The agent samples the environment, receives observations, takes actions and tastes rewards. The state of the world has to be inferred through beliefs (it is never observed by anyone). The concept cannot be observed either. The value cannot be observed, all an individual agent perceives is profit. Note that an agent can lose money creating valuable commodities and make money creating commodities with zero or negative value. An agent can keep the process going for a long time if they can operate on negative profits. Because value is a long-term concept, one can also extract short term profits and destroy value completely - an elite university selling degrees would be an example of this.

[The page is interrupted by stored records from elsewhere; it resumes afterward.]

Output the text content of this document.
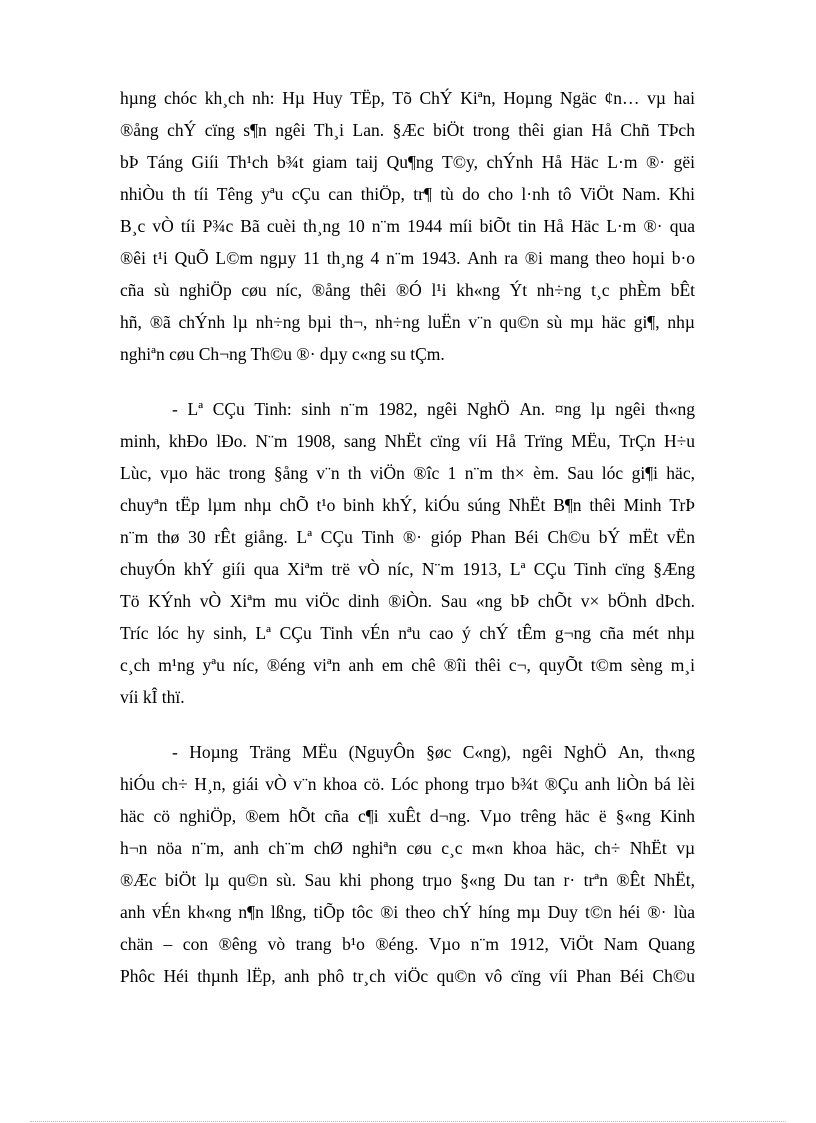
hµng chóc kh¸ch nh: Hµ Huy TËp, Tõ ChÝ Kiªn, Hoµng Ngäc ¢n… vµ hai
®ång chÝ cïng s¶n ngêi Th¸i Lan. §Æc biÖt trong thêi gian Hå Chñ TÞch
bÞ Táng Giíi Th¹ch b¾t giam taij Qu¶ng T©y, chÝnh Hå Häc L·m ®· gëi
nhiÒu th tíi Têng yªu cÇu can thiÖp, tr¶ tù do cho l·nh tô ViÖt Nam. Khi
B¸c vÒ tíi P¾c Bã cuèi th¸ng 10 n¨m 1944 míi biÕt tin Hå Häc L·m ®· qua
®êi t¹i QuÕ L©m ngµy 11 th¸ng 4 n¨m 1943. Anh ra ®i mang theo hoµi b·o
cña sù nghiÖp cøu níc, ®ång thêi ®Ó l¹i kh«ng Ýt nh÷ng t¸c phÈm bÊt
hñ, ®ã chÝnh lµ nh÷ng bµi th¬, nh÷ng luËn v¨n qu©n sù mµ häc gi¶, nhµ
nghiªn cøu Ch¬ng Th©u ®· dµy c«ng su tÇm.
- Lª CÇu Tinh: sinh n¨m 1982, ngêi NghÖ An. ¤ng lµ ngêi th«ng
minh, khÐo lÐo. N¨m 1908, sang NhËt cïng víi Hå Trïng MËu, TrÇn H÷u
Lùc, vµo häc trong §ång v¨n th viÖn ®îc 1 n¨m th× èm. Sau lóc gi¶i häc,
chuyªn tËp lµm nhµ chÕ t¹o binh khÝ, kiÓu súng NhËt B¶n thêi Minh TrÞ
n¨m thø 30 rÊt giång. Lª CÇu Tinh ®· gióp Phan Béi Ch©u bÝ mËt vËn
chuyÓn khÝ giíi qua Xiªm trë vÒ níc, N¨m 1913, Lª CÇu Tinh cïng §Æng
Tö KÝnh vÒ Xiªm mu viÖc dinh ®iÒn. Sau «ng bÞ chÕt v× bÖnh dÞch.
Tríc lóc hy sinh, Lª CÇu Tinh vÉn nªu cao ý chÝ tÊm g¬ng cña mét nhµ
c¸ch m¹ng yªu níc, ®éng viªn anh em chê ®îi thêi c¬, quyÕt t©m sèng m¸i
víi kÎ thï.
- Hoµng Träng MËu (NguyÔn §øc C«ng), ngêi NghÖ An, th«ng
hiÓu ch÷ H¸n, giái vÒ v¨n khoa cö. Lóc phong trµo b¾t ®Çu anh liÒn bá lèi
häc cö nghiÖp, ®em hÕt cña c¶i xuÊt d¬ng. Vµo trêng häc ë §«ng Kinh
h¬n nöa n¨m, anh ch¨m chØ nghiªn cøu c¸c m«n khoa häc, ch÷ NhËt vµ
®Æc biÖt lµ qu©n sù. Sau khi phong trµo §«ng Du tan r· trªn ®Êt NhËt,
anh vÉn kh«ng n¶n lßng, tiÕp tôc ®i theo chÝ híng mµ Duy t©n héi ®· lùa
chän – con ®êng vò trang b¹o ®éng. Vµo n¨m 1912, ViÖt Nam Quang
Phôc Héi thµnh lËp, anh phô tr¸ch viÖc qu©n vô cïng víi Phan Béi Ch©u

A third party can use observable quantities such as prices, socially necessary labour time, wages, commodities (i.e. manifestations of concepts) and other byproducts of the process and infer value (this is often called “off-policy RL”), approximately. Could the agent have made all its profits without labour and resources? Absolutely not, but nobody is disputing this. Could the agent have extracted profit without a concept and a profit-maximising execution? I doubt anyone would dispute that either.

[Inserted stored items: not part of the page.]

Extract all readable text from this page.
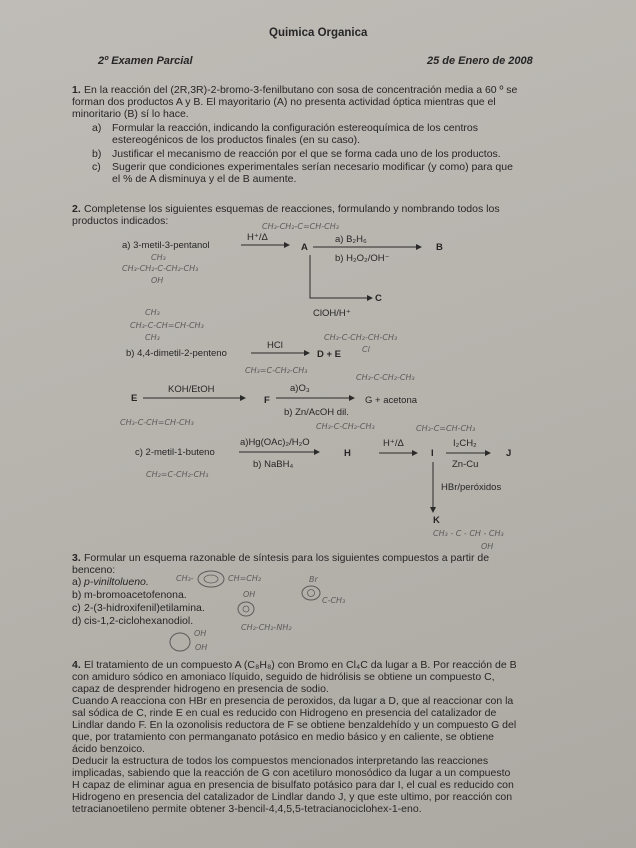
Quimica Organica
2º Examen Parcial	25 de Enero de 2008
1. En la reacción del (2R,3R)-2-bromo-3-fenilbutano con sosa de concentración media a 60 º se
forman dos productos A y B. El mayoritario (A) no presenta actividad óptica mientras que el
minoritario (B) sí lo hace.
a) Formular la reacción, indicando la configuración estereoquímica de los centros
estereogénicos de los productos finales (en su caso).
b) Justificar el mecanismo de reacción por el que se forma cada uno de los productos.
c) Sugerir que condiciones experimentales serían necesario modificar (y como) para que
el % de A disminuya y el de B aumente.
2. Completense los siguientes esquemas de reacciones, formulando y nombrando todos los
productos indicados:
a) 3-metil-3-pentanol
H⁺/Δ
→ A
a) B₂H₆
b) H₂O₂/OH⁻
B
C
ClOH/H⁺
CH₃-CH₂-C=CH-CH₃
CH₃
CH₃-CH₂-C-CH₂-CH₃
OH
CH₃
CH₃-C-CH=CH-CH₃
CH₃	CH₃-C-CH₂-CH-CH₃
Cl
b) 4,4-dimetil-2-penteno
HCl
→ D + E
CH₃=C-CH₂-CH₃
CH₃-C-CH₂-CH₃
KOH/EtOH
E	F
a)O₃
b) Zn/AcOH dil.
G + acetona
CH₃-C-CH=CH-CH₃	CH₃-C-CH₂-CH₃	CH₃-C=CH-CH₃
a)Hg(OAc)₂/H₂O
c) 2-metil-1-buteno
b) NaBH₄
H
H⁺/Δ
→ I
I₂CH₂
Zn-Cu
J
CH₂=C-CH₂-CH₃
HBr/peróxidos
K
CH₃ - C - CH - CH₃
OH
3. Formular un esquema razonable de síntesis para los siguientes compuestos a partir de
benceno:
a) p-viniltolueno.
b) m-bromoacetofenona.
c) 2-(3-hidroxifenil)etilamina.
d) cis-1,2-ciclohexanodiol.
CH₃-	CH=CH₂	Br
C-CH₃
OH
CH₂-CH₂-NH₂
OH
OH
4. El tratamiento de un compuesto A (C₈H₈) con Bromo en Cl₄C da lugar a B. Por reacción de B
con amiduro sódico en amoniaco líquido, seguido de hidrólisis se obtiene un compuesto C,
capaz de desprender hidrogeno en presencia de sodio.
Cuando A reacciona con HBr en presencia de peroxidos, da lugar a D, que al reaccionar con la
sal sódica de C, rinde E en cual es reducido con Hidrogeno en presencia del catalizador de
Lindlar dando F. En la ozonolisis reductora de F se obtiene benzaldehído y un compuesto G del
que, por tratamiento con permanganato potásico en medio básico y en caliente, se obtiene
ácido benzoico.
Deducir la estructura de todos los compuestos mencionados interpretando las reacciones
implicadas, sabiendo que la reacción de G con acetiluro monosódico da lugar a un compuesto
H capaz de eliminar agua en presencia de bisulfato potásico para dar I, el cual es reducido con
Hidrogeno en presencia del catalizador de Lindlar dando J, y que este ultimo, por reacción con
tetracianoetileno permite obtener 3-bencil-4,4,5,5-tetracianociclohex-1-eno.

So where is all the confusion coming from? It comes from implicit definitions about justice. More specifically, one can easily discern two camps:

(a) The agent is worth ever penny

The agent deserves all reward. Any reasonable subjectivist would tell you that, yes, labour and resources are in the mix, but even if the agent pays labour peanuts and pocket all profit, that’s fine they came up with the concept and executed the policy. It’s the moral thing to do. Labour in the above formulation does not even have agency, it resembles a pool of extremely configurable robots. It deserves nothing outside the value-capture process (i.e. the agent’s policy).

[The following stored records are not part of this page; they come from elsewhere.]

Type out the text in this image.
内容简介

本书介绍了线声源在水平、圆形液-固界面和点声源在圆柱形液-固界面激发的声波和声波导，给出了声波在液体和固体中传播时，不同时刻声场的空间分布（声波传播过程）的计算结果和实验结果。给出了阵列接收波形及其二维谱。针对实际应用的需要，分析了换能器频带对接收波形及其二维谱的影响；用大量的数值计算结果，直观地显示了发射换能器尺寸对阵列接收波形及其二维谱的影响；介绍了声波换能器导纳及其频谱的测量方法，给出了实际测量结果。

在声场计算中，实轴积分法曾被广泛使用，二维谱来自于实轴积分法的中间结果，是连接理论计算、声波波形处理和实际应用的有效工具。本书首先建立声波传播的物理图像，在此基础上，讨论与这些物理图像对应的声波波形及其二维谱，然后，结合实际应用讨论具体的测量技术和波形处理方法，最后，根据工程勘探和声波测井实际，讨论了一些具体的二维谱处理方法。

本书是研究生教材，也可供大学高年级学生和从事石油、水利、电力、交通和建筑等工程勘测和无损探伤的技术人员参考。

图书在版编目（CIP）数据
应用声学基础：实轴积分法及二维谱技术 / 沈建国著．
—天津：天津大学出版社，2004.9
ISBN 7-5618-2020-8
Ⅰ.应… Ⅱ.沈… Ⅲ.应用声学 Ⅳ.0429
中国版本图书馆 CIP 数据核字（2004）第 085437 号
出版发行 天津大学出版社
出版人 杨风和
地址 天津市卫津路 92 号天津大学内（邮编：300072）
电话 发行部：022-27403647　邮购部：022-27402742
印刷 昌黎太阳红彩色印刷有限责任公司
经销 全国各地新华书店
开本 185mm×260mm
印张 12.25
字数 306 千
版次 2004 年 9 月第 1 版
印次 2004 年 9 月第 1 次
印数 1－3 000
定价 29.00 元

(b) The agent is stealing everything

A socialist would tell you that (paraphrasing Marx’ Critique of the Gotha Programme) all wealth comes from labour and nature; the fact that an agent found itself in a position to play wizard does not mean they should be earning anything more than what they would have been paid from their own socially necessary labour time. In this view, the concept and policy are worth nothing. They are obvious, social constructs, the agent somehow inherited them; the only reason the agent is an agent in the first place is because of primitive accumulation and/or blind luck. The difference between the profit of the agent and the profit that goes to labour in the form of wages is theft. Doing the off-policy RL trick would tell you (more or less) how much the agent is stealing from labour.

Most post-1990s subjects fall into camp (a). They see economy as concepts and policy (i.e. what to make and how to make it), and all value derives from them. It is really hard to take position (b) seriously, as a naive causal reading (which most humans do by default) is that labour and nature cause value, absent of a concept and a policy, and this is evidently not true. What position (b) is really saying is that more or less anyone can be an agent, the problem is not that hard, it’s just that the vast majority of people will never have the opportunity. If you sample a single labourer, you can turn them into CEO pretty quickly. Socialists would put together various programmes forward to address the issue (planning, coops), but none has been that convincing so far, and solutions deserver another post. Overall, capturing value directly is not easy (we are probably not after exchange value either, it’s use values we are after), and the proxy a society uses for value would change it drastically.